A Nova Era não é propriamente uma religião, mas tão somente um simulacro de religião, que se apropria indevidamente de elementos de diversas tradições religiosas e os mistura com um discurso pretensamente “científico” e com técnicas psiquicas, mantras, programação neorolinguística e autoajuda. Trata-se de uma “religião” biônica e universal criada em laboratório com vistas a suprir a demanda religiosa durante a construção da Nova Ordem Mundial. Em tempo hábil, a Nova Era será descartada, mas enquanto isso não acontece, ela servirá como um pano de fundo religioso legitimador da governança global. A Nova Era precede o pesadelo tecnocrático e científico de Aldous Huxley em o Admirável Mundo Novo.

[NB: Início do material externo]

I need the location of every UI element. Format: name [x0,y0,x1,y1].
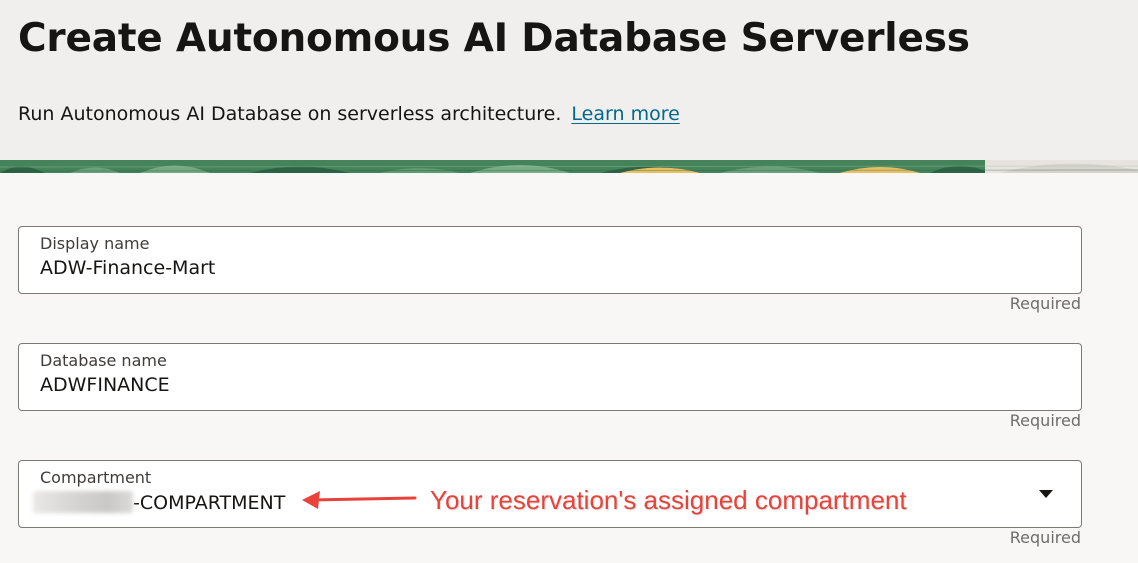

A Nova Era não é uma “religião” institucionalizada, com um corpo coeso de doutrinas e ritos, ela é um movimento e, enquanto tal, já possui - por força dos inúmeros grupos, seitas e submovimentos que para ela concorrem - certa autonomia, ou seja, já se apresenta como um simulacro suficiente de religião nesses tempos de materialismo cafona e conta com número significativo de adeptos.

Contudo, a Nova Era ainda precisa parasitar as grandes tradições religiosas, ou para corroê-las por dentro ou para fisgar novos adeptos à nova espiritualidade global.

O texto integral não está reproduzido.